Troubleshooting
Troubleshooting connection
Connecting to MySQL with SSL
Here, we use the mysql
and pymysql
dialects to set up an SSL connection to a server, with all information taken from the SQLAlchemy docs.
To enforce SSL on the client without a client certificate, you may pass the following DSN:
sources.sql_database.credentials="mysql+pymysql://root:<pass>@<host>:3306/mysql?ssl_ca="
You can also pass the server's public certificate (potentially bundled with your pipeline) and disable host name checks:
sources.sql_database.credentials="mysql+pymysql://root:<pass>@<host>:3306/mysql?ssl_ca=server-ca.pem&ssl_check_hostname=false"
For servers requiring a client certificate, provide the client's private key (a secret value). In Airflow, this is usually saved as a variable and exported to a file before use.
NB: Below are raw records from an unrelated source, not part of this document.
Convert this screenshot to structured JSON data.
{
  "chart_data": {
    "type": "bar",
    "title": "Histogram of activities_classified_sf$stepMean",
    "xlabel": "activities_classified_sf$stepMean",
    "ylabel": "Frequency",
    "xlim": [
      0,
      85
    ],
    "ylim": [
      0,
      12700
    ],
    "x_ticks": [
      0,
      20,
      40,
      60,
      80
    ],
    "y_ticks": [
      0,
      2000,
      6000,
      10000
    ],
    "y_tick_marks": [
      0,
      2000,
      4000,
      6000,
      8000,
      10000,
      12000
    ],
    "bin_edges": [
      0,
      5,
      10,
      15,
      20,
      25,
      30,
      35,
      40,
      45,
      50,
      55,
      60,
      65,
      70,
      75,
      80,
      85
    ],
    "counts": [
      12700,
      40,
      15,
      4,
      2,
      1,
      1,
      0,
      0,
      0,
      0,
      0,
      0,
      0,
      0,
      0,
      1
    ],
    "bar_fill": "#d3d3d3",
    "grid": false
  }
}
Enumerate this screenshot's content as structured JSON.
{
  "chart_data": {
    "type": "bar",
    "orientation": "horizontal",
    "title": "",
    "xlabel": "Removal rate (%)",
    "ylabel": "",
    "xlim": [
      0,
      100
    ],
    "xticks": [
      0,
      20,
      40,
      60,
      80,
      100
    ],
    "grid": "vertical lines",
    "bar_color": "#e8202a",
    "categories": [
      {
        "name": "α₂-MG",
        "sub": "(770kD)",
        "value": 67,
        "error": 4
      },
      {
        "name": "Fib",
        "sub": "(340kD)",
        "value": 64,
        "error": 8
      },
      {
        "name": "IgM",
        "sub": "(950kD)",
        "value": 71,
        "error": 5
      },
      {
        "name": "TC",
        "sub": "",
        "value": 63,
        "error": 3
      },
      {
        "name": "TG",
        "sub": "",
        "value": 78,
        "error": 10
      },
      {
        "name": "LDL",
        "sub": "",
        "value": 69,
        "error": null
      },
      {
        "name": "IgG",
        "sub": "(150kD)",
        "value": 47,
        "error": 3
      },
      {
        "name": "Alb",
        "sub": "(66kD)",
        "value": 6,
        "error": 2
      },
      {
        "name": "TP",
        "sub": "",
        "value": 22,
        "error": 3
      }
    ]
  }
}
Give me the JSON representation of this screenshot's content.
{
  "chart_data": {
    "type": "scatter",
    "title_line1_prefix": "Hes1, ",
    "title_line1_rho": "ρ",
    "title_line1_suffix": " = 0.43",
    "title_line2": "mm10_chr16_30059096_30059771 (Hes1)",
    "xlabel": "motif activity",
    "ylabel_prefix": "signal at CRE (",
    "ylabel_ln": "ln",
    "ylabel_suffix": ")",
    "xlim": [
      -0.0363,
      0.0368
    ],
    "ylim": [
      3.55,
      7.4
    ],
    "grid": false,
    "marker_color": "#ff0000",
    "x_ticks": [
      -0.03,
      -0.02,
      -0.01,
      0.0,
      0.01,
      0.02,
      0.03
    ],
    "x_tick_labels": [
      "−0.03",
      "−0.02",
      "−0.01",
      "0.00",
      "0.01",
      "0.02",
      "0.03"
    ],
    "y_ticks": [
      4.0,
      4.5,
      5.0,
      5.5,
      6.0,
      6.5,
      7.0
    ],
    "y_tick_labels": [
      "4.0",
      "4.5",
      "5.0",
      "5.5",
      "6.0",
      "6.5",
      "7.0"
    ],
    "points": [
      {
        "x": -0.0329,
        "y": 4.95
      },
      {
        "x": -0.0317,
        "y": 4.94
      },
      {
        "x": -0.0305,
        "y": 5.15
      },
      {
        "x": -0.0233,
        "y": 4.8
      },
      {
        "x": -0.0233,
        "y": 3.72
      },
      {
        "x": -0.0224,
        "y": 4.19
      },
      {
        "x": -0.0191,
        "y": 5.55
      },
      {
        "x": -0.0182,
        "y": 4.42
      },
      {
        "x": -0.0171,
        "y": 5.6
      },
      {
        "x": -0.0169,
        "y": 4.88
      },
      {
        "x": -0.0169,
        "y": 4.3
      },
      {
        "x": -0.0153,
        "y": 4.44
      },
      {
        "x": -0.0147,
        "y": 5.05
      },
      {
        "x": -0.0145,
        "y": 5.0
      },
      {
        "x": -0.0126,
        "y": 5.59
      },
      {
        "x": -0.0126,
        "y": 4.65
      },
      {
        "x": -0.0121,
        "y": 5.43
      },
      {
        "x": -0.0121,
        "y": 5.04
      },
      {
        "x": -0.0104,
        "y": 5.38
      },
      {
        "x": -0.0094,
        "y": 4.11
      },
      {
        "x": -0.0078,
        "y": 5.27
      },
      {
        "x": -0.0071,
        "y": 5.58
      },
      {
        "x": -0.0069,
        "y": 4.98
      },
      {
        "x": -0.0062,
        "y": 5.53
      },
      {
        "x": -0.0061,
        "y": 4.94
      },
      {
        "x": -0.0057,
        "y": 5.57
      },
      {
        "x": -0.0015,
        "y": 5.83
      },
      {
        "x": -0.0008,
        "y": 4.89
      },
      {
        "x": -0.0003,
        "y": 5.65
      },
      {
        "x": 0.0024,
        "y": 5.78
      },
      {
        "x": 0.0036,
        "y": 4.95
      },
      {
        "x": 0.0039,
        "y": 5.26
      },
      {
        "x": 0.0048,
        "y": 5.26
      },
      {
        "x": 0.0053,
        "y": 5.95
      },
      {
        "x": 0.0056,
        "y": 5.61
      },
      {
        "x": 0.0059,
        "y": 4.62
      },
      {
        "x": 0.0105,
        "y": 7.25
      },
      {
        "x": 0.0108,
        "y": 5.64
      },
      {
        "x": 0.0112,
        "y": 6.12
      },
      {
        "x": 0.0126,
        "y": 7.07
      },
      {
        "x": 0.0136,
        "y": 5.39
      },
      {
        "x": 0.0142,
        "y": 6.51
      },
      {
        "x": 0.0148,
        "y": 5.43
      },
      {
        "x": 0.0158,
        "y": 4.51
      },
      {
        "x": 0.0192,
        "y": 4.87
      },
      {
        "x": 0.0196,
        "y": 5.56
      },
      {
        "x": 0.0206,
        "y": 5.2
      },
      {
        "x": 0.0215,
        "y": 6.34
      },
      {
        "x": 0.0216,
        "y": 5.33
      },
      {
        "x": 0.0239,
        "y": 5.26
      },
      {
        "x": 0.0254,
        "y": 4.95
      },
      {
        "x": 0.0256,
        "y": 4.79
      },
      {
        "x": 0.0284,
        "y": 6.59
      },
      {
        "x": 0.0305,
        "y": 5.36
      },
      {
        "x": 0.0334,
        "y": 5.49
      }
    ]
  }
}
The server certificate is omitted in the example below:
sources.sql_database.credentials="mysql+pymysql://root:<pass>@35.203.96.191:3306/mysql?ssl_ca=&ssl_cert=client-cert.pem&ssl_key=client-key.pem"
SQL Server connection options
To connect to an mssql
server using Windows authentication, include trusted_connection=yes
in the connection string.
sources.sql_database.credentials="mssql+pyodbc://loader.database.windows.net/dlt_data?trusted_connection=yes&driver=ODBC+Driver 17+for+SQL+Server"
To connect to a local SQL server instance running without SSL, pass the encrypt=no
parameter:
sources.sql_database.credentials="mssql+pyodbc://loader:loader@localhost/dlt_data?encrypt=no&driver=ODBC+Driver 17+for+SQL+Server"
To allow a self-signed SSL certificate when you are getting certificate verify failed: unable to get local issuer certificate
:
sources.sql_database.credentials="mssql+pyodbc://loader:loader@localhost/dlt_data?TrustServerCertificate=yes&driver=ODBC+Driver 17+for+SQL+Server"
To use long strings (>8k) and avoid collation errors:
sources.sql_database.credentials="mssql+pyodbc://loader:loader@localhost/dlt_data?LongAsMax=yes&driver=ODBC+Driver 17+for+SQL+Server"
To fix MS SQL Server connection issues with ConnectorX:
Some users have reported issues with MS SQL Server and Connector X. The problems are not caused by dlt, but by how connections are made. A big thanks to Mark-James M for suggesting a solution.
To fix connection issues with ConnectorX and MS SQL Server, include both Encrypt=yes
and encrypt=true
in your connection string:
sources.sql_database.credentials="mssql://user:password@server:1433/database?driver=ODBC+Driver+17+for+SQL+Server&Encrypt=yes&encrypt=true"
This approach can help resolve connection-related issues.
Troubleshooting backends
Notes on specific databases
Oracle
- When using the
oracledb
dialect in thin mode, we are getting protocol errors. Use thick mode or thecx_oracle
(old) client. - Mind that
SQLAlchemy
translates Oracle identifiers into lower case! Keep the defaultdlt
naming convention (snake_case
) when loading data. We'll support more naming conventions soon. Connectorx
is for some reason slower for Oracle than thePyArrow
backend.
See here for information and code on setting up and benchmarking on Oracle.
DB2
- Mind that
SQLAlchemy
translates DB2 identifiers into lower case! Keep the defaultdlt
naming convention (snake_case
) when loading data. We'll support more naming conventions soon. - The DB2 type
DOUBLE
gets incorrectly mapped to the Python typefloat
(instead of theSQLAlchemy
typeNumeric
with default precision). This requiresdlt
to perform additional casts. The cost of the cast, however, is minuscule compared to the cost of reading rows from the database.
See here for information and code on setting up and benchmarking on DB2.
MySQL
- The
SQLAlchemy
dialect converts doubles to decimals. (This can be disabled via the table adapter argument as shown in the code example here)
Postgres / MSSQL
No issues were found for these databases. Postgres is the only backend where we observed a 2x speedup with ConnectorX
(see here for the benchmarking code). On other db systems, it performs the same as (or sometimes worse than) the PyArrow
backend.
Notes on specific data types
JSON
In the SQLAlchemy
backend, the JSON data type is represented as a Python object, and in the PyArrow
backend, it is represented as a JSON string. At present, it does not work correctly with pandas
and ConnectorX
, which cast Python objects to str
, generating invalid JSON strings that cannot be loaded into the destination.
UUID
UUIDs are represented as strings by default. You can switch this behavior by using table_adapter_callback
to modify properties of the UUID type for a particular column. (See the code example here for how to modify the data type properties of a particular column.)